Spaghetti, Airplanes & Snow

One need only call my kid sister to understand what these 3 concepts mean to me. She gets it and I know she is smiling as she reads.  A bowl of spaghetti with red sauce ( canned is fine), take-off (any flight, any destination -- and yes, Karen, I still smile when that plane yanks down the runway), and of course -- yesterday's much talked about snowstorm. Any combination of the above still lights me up like a child. 

Unfortunately, technology has conspired to dampen the joys of a good nor'easter. By the first moment the white stuff starts to swirl, you have heard so much about what's to come that it cannot possibly live up to expectation. And as came to pass in this instance, the botched forecast in New York was measured in feet, not inches.

Still, snow is snow and I long for the times when it simply just happened. As a kid, it meant a day off from school and shoveling our steep driveway with my dad. At college in Middlebury, Vermont, I'm not sure we even knew what a "winter storm warning" was. It snowed, a lot. We were never warned. It was great.

So ever since the advent of Doppler radar and the precision of advanced forecasting, I've adopted new rules. Once I hear it's coming, I shut down all media and hunker down for a good blow. We got one of those last night. I couldn't tell you the snowfall totals. But it was a totally wonderful 24 hours.

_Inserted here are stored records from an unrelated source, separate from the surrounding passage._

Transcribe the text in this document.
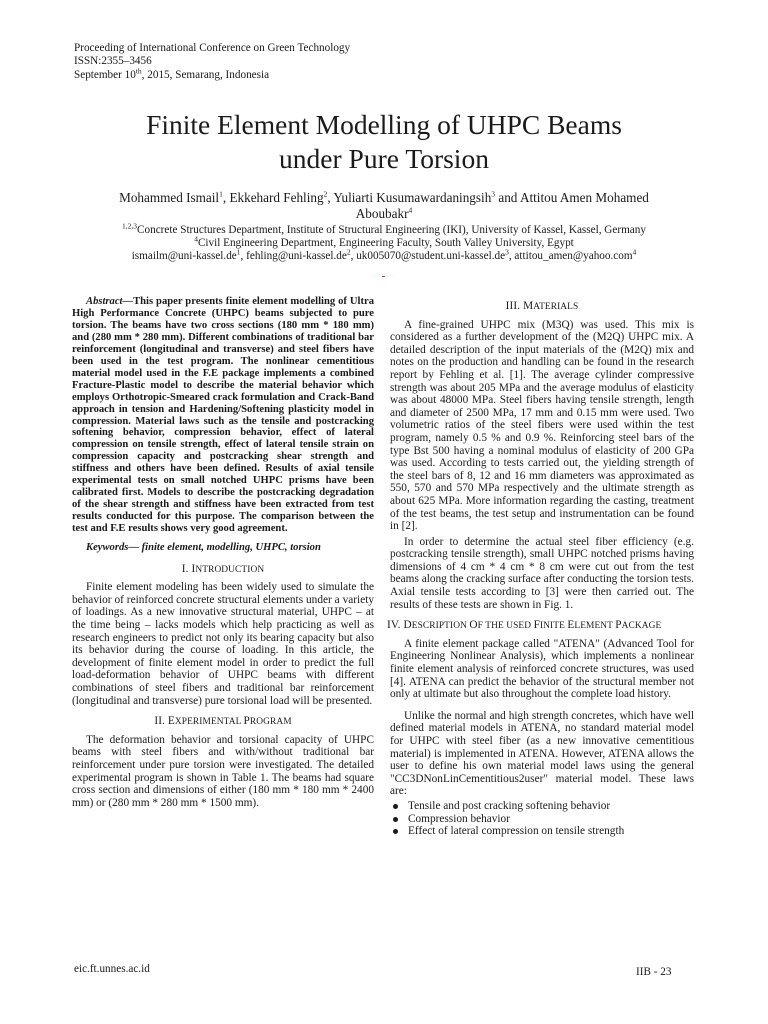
Proceeding of International Conference on Green Technology
ISSN:2355–3456
September 10th, 2015, Semarang, Indonesia
Finite Element Modelling of UHPC Beams
under Pure Torsion
Mohammed Ismail$^1$, Ekkehard Fehling$^2$, Yuliarti Kusumawardaningsih$^3$ and Attitou Amen Mohamed Aboubakr$^4$
$^{1,2,3}$Concrete Structures Department, Institute of Structural Engineering (IKI), University of Kassel, Kassel, Germany
$^4$Civil Engineering Department, Engineering Faculty, South Valley University, Egypt
$ismailm@uni-kassel.de^1$, $fehling@uni-kassel.de^2$, $uk005070@student.uni-kassel.de^3$, attitou_amen@yahoo.com$^4$

Abstract—This paper presents finite element modelling of Ultra High Performance Concrete (UHPC) beams subjected to pure torsion. The beams have two cross sections (180 mm * 180 mm) and (280 mm * 280 mm). Different combinations of traditional bar reinforcement (longitudinal and transverse) and steel fibers have been used in the test program. The nonlinear cementitious material model used in the F.E package implements a combined Fracture-Plastic model to describe the material behavior which employs Orthotropic-Smeared crack formulation and Crack-Band approach in tension and Hardening/Softening plasticity model in compression. Material laws such as the tensile and postcracking softening behavior, compression behavior, effect of lateral compression on tensile strength, effect of lateral tensile strain on compression capacity and postcracking shear strength and stiffness and others have been defined. Results of axial tensile experimental tests on small notched UHPC prisms have been calibrated first. Models to describe the postcracking degradation of the shear strength and stiffness have been extracted from test results conducted for this purpose. The comparison between the test and F.E results shows very good agreement.

Keywords— finite element, modelling, UHPC, torsion

I. INTRODUCTION

Finite element modeling has been widely used to simulate the behavior of reinforced concrete structural elements under a variety of loadings. As a new innovative structural material, UHPC – at the time being – lacks models which help practicing as well as research engineers to predict not only its bearing capacity but also its behavior during the course of loading. In this article, the development of finite element model in order to predict the full load-deformation behavior of UHPC beams with different combinations of steel fibers and traditional bar reinforcement (longitudinal and transverse) pure torsional load will be presented.

II. EXPERIMENTAL PROGRAM

The deformation behavior and torsional capacity of UHPC beams with steel fibers and with/without traditional bar reinforcement under pure torsion were investigated. The detailed experimental program is shown in Table 1. The beams had square cross section and dimensions of either (180 mm * 180 mm * 2400 mm) or (280 mm * 280 mm * 1500 mm).

III. MATERIALS

A fine-grained UHPC mix (M3Q) was used. This mix is considered as a further development of the (M2Q) UHPC mix. A detailed description of the input materials of the (M2Q) mix and notes on the production and handling can be found in the research report by Fehling et al. [1]. The average cylinder compressive strength was about 205 MPa and the average modulus of elasticity was about 48000 MPa. Steel fibers having tensile strength, length and diameter of 2500 MPa, 17 mm and 0.15 mm were used. Two volumetric ratios of the steel fibers were used within the test program, namely 0.5 % and 0.9 %. Reinforcing steel bars of the type Bst 500 having a nominal modulus of elasticity of 200 GPa was used. According to tests carried out, the yielding strength of the steel bars of 8, 12 and 16 mm diameters was approximated as 550, 570 and 570 MPa respectively and the ultimate strength as about 625 MPa. More information regarding the casting, treatment of the test beams, the test setup and instrumentation can be found in [2].

In order to determine the actual steel fiber efficiency (e.g. postcracking tensile strength), small UHPC notched prisms having dimensions of 4 cm * 4 cm * 8 cm were cut out from the test beams along the cracking surface after conducting the torsion tests. Axial tensile tests according to [3] were then carried out. The results of these tests are shown in Fig. 1.

IV. DESCRIPTION OF THE USED FINITE ELEMENT PACKAGE

A finite element package called "ATENA" (Advanced Tool for Engineering Nonlinear Analysis), which implements a nonlinear finite element analysis of reinforced concrete structures, was used [4]. ATENA can predict the behavior of the structural member not only at ultimate but also throughout the complete load history.

Unlike the normal and high strength concretes, which have well defined material models in ATENA, no standard material model for UHPC with steel fiber (as a new innovative cementitious material) is implemented in ATENA. However, ATENA allows the user to define his own material model laws using the general "CC3DNonLinCementitious2user" material model. These laws are:

Tensile and post cracking softening behavior
Compression behavior
Effect of lateral compression on tensile strength
eic.ft.unnes.ac.id	IIB - 23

It Falls from the Sky: Manhattan

 West Village, midday.

West Village, midday.

 6th Avenue looking a bit deserted. Still, people have to eat...

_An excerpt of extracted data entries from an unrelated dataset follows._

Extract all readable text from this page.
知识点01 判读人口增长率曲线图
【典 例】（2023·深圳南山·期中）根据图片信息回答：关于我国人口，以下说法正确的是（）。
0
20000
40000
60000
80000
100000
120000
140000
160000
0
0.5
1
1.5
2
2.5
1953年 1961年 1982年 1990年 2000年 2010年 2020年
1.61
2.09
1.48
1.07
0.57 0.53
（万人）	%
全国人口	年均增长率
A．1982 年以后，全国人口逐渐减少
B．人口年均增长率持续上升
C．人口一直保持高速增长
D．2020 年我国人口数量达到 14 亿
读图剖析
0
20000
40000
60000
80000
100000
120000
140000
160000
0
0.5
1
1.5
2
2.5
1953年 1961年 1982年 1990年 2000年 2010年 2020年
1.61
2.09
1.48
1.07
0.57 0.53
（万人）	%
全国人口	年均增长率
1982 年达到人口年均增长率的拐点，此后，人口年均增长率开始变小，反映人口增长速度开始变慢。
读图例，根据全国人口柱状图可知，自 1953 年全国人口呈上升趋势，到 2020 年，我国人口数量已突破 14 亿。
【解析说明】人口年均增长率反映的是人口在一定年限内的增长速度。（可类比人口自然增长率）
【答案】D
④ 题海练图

6th Avenue looking a bit deserted. Still, people have to eat...

 Time to leave the office!

Time to leave the office!

 Ahhh, home. Good ol' Park Slope.

Ahhh, home. Good ol' Park Slope.

 Bring it on!

Bring it on!

The Morning After

In keeping with my media embargo, I ignored the emergency message that mysteriously appeared on my cell phone (ALL CARS OFF THE STREET BY 11 P.M.) and settled in for the usual blizzard fare: Pan-fried sea scallops with bok choy and mushrooms sauteed in olive oil and nam pla. Goes well with storm-watching and single malt at 2 a.m. I awoke to the wonderful sound of the silence of snow. One has to live in the city to understand. There is nothing that alters New York more than the sound of no sound. It is a rare treat.

My kids were 4 and 6 when my wife and I parted ways. The boys and I nicknamed our new digs "The KMB Club." We bought a couple of plastic blue sleds and for years, every time the flakes flew we made tracks to Prospect Park. 

The boys are both 6' tall now and in high school. I hope they had a fun day off. It's their mom's week. I have no clue. Their sleds are tucked away somewhere here in the apartment, long un-used. But today I couldn't help but tie on my boots and head up to the old sleigh hill. Ten inches or two feet? Nothing beats a snow day. Still!